Trying to find myself, battling alcoholism, and other personal demons. Sharing the journey. View all posts by A Beast Within

3 responses to “If I ever get around to living

  • karenlessscripted

    For me, that sense of not enjoying life is a feeling of low-grade anxiety. I thought that drinking helped me finally be able to relax and relieved anxiety but ultimately, it made it worse. Now that I’m sober (10 months), I find that life is more even without the highs and lows of alcohol but not as exciting. Drinking was an integral part of my routine and there was always a buildup to drinking. One way that I feel like I’m really living is when I do something sober that I never would’ve done or enjoyed when I was drinking.
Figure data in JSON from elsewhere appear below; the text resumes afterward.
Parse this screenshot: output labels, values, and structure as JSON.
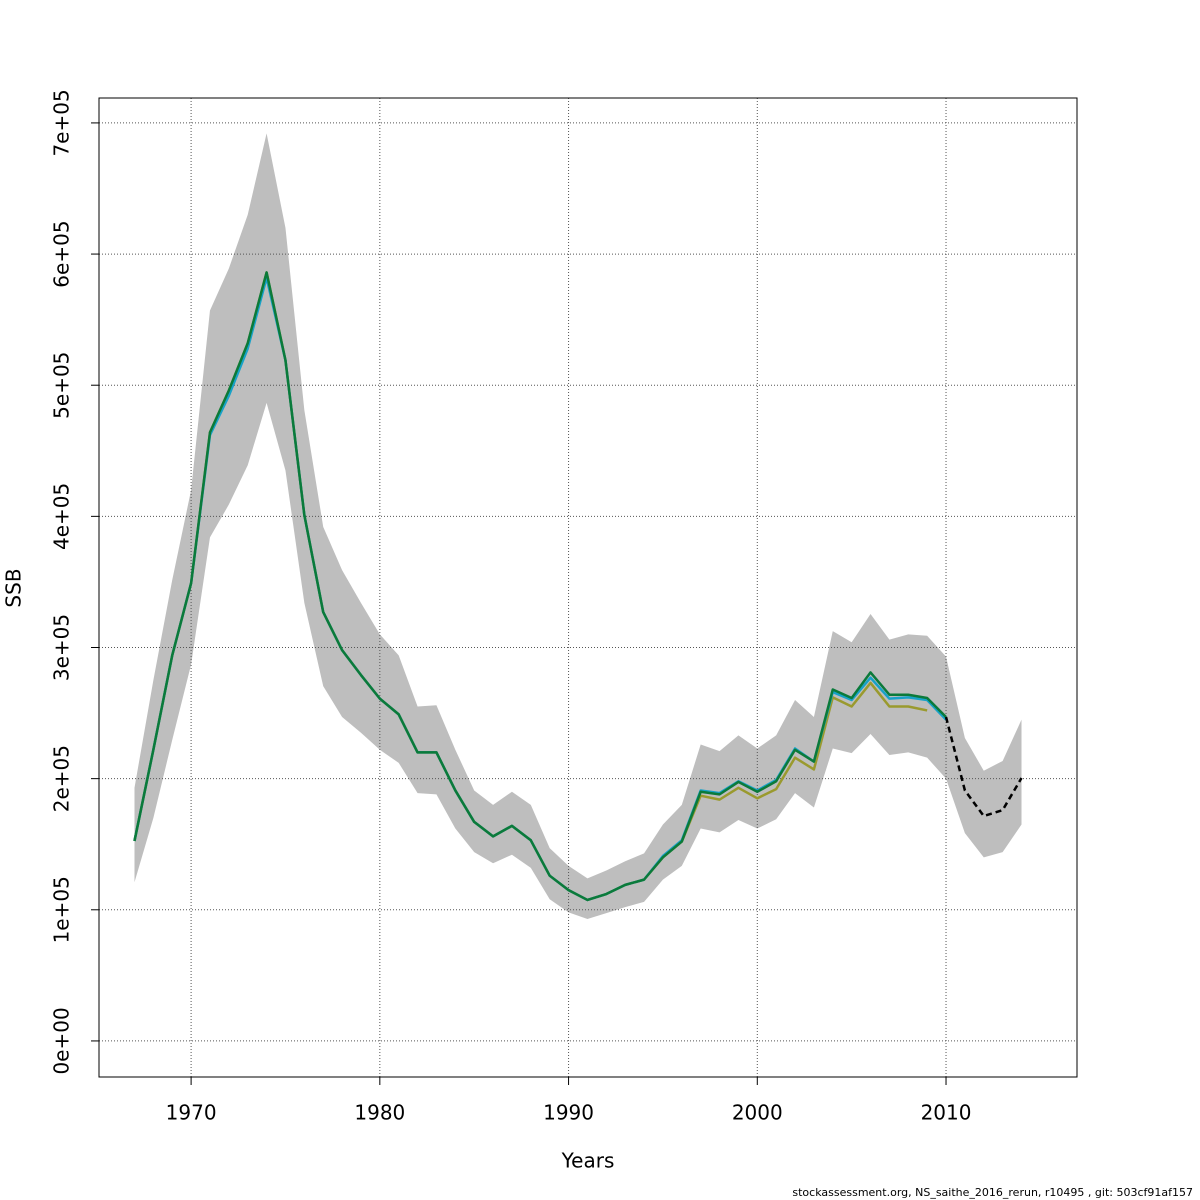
{
  "chart_data": {
    "type": "line",
    "xlabel": "Years",
    "ylabel": "SSB",
    "footer": "stockassessment.org, NS_saithe_2016_rerun, r10495 , git: 503cf91af157",
    "grid": true,
    "x": [
      1967,
      1968,
      1969,
      1970,
      1971,
      1972,
      1973,
      1974,
      1975,
      1976,
      1977,
      1978,
      1979,
      1980,
      1981,
      1982,
      1983,
      1984,
      1985,
      1986,
      1987,
      1988,
      1989,
      1990,
      1991,
      1992,
      1993,
      1994,
      1995,
      1996,
      1997,
      1998,
      1999,
      2000,
      2001,
      2002,
      2003,
      2004,
      2005,
      2006,
      2007,
      2008,
      2009,
      2010,
      2011,
      2012,
      2013,
      2014
    ],
    "xlim": [
      1965.12,
      2016.94
    ],
    "xticks": [
      1970,
      1980,
      1990,
      2000,
      2010
    ],
    "ylim": [
      -27500,
      719000
    ],
    "yticks": [
      {
        "value": 0,
        "label": "0e+00"
      },
      {
        "value": 100000,
        "label": "1e+05"
      },
      {
        "value": 200000,
        "label": "2e+05"
      },
      {
        "value": 300000,
        "label": "3e+05"
      },
      {
        "value": 400000,
        "label": "4e+05"
      },
      {
        "value": 500000,
        "label": "5e+05"
      },
      {
        "value": 600000,
        "label": "6e+05"
      },
      {
        "value": 700000,
        "label": "7e+05"
      }
    ],
    "band": {
      "color": "#bebebe",
      "upper": [
        193000,
        275000,
        351500,
        420000,
        557000,
        589000,
        630000,
        692000,
        620000,
        481000,
        392000,
        359000,
        334000,
        310000,
        294000,
        255000,
        256000,
        222000,
        191000,
        180000,
        190000,
        180000,
        147000,
        133500,
        124000,
        130000,
        137000,
        143000,
        165000,
        180000,
        226000,
        221000,
        233000,
        223000,
        233000,
        260000,
        247000,
        312500,
        304000,
        325500,
        306000,
        310000,
        309000,
        293000,
        231000,
        206000,
        213500,
        245000
      ],
      "lower": [
        121000,
        170000,
        229500,
        287000,
        384000,
        409000,
        439000,
        486500,
        435000,
        334000,
        270500,
        247000,
        235000,
        222000,
        212000,
        189000,
        188000,
        162000,
        144000,
        135500,
        142000,
        132000,
        108000,
        98000,
        93000,
        97500,
        102000,
        106000,
        123000,
        133500,
        162000,
        159000,
        168500,
        162000,
        169000,
        189000,
        178000,
        223000,
        219500,
        234000,
        218000,
        220000,
        216000,
        200000,
        158500,
        140000,
        144000,
        165000
      ]
    },
    "series": [
      {
        "color": "#9a9a2e",
        "dashed": false,
        "values": [
          152500,
          222000,
          294000,
          349000,
          464000,
          496000,
          532000,
          586000,
          519000,
          401000,
          327000,
          298000,
          279000,
          261000,
          249000,
          220000,
          220000,
          191000,
          167000,
          156000,
          164000,
          153000,
          126000,
          115000,
          107500,
          112000,
          119000,
          123000,
          140000,
          152000,
          187000,
          184000,
          193000,
          185000,
          192000,
          216000,
          207000,
          262000,
          255000,
          273000,
          255000,
          255000,
          252000,
          null,
          null,
          null,
          null,
          null
        ]
      },
      {
        "color": "#17a2c8",
        "dashed": false,
        "values": [
          152500,
          222000,
          294000,
          349000,
          462000,
          492000,
          528000,
          582000,
          519000,
          401000,
          327000,
          298000,
          279000,
          261000,
          249000,
          220000,
          220000,
          191000,
          167000,
          156000,
          164000,
          153000,
          126000,
          115000,
          107500,
          112000,
          119000,
          123000,
          141000,
          153000,
          191000,
          189000,
          198000,
          191000,
          199000,
          223000,
          213000,
          266000,
          260000,
          277000,
          261000,
          262000,
          260000,
          245000,
          null,
          null,
          null,
          null
        ]
      },
      {
        "color": "#0b7a3a",
        "dashed": false,
        "values": [
          152500,
          222000,
          294000,
          349000,
          464000,
          496000,
          532000,
          586000,
          519000,
          401000,
          327000,
          298000,
          279000,
          261000,
          249000,
          220000,
          220000,
          191000,
          167000,
          156000,
          164000,
          153000,
          126000,
          115000,
          107500,
          112000,
          119000,
          123000,
          140000,
          152000,
          190000,
          188000,
          197500,
          190000,
          198000,
          222000,
          213000,
          268000,
          261500,
          281000,
          264000,
          264000,
          261500,
          247000,
          null,
          null,
          null,
          null
        ]
      },
      {
        "color": "#000000",
        "dashed": true,
        "values": [
          null,
          null,
          null,
          null,
          null,
          null,
          null,
          null,
          null,
          null,
          null,
          null,
          null,
          null,
          null,
          null,
          null,
          null,
          null,
          null,
          null,
          null,
          null,
          null,
          null,
          null,
          null,
          null,
          null,
          null,
          null,
          null,
          null,
          null,
          null,
          null,
          null,
          null,
          null,
          null,
          null,
          null,
          null,
          247000,
          191000,
          171500,
          176000,
          200500
        ]
      }
    ]
  }
}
I’ve accepted invitations to events that I wouldn’t have gone to before because they didn’t have alcohol. I’ve enjoyed simple moments with intense clarity that I wouldn’t have felt before. Clarity isn’t inherently exciting but it’s meaningful. I think part of it too is that when I drank, things just seemed more joyful because I got there artificially. Now I have to FIND joy in life. I look for it. I can’t just drink it into existence. I hope this helps.

  • Grandby

    Someone correct me if I am wrong please! I seem to remember somewhere in the literature, ” when we drank, we did so to find higher highs, and found instead lower lows after a binge.” if this is true, than as sober human beings, we are still looking for those crazy highs, they are gone! They were a product of the drinking that we did, and our bodies reaction to the poison we fed ourselves.

  • B. (Below Her Means)

    “I feel like I was the opposite type of alcoholic, I did everything for everybody else, albeit for selfish reasons; so that I could feed my twisted need to have everybody think I was awesome, and therefore continue to drink.” I can relate to this on so many levels. I recently joined a pilates studio to go to class four times a week in the early morning and I love animals so I’m volunteering for an hour per week at the Humane Society. It’s just empowering to go do stuff by yourself regularly, makes you a better person when you’re back with the people you love afterward. Look back to when you were much, much younger, what did you enjoy? Go do that.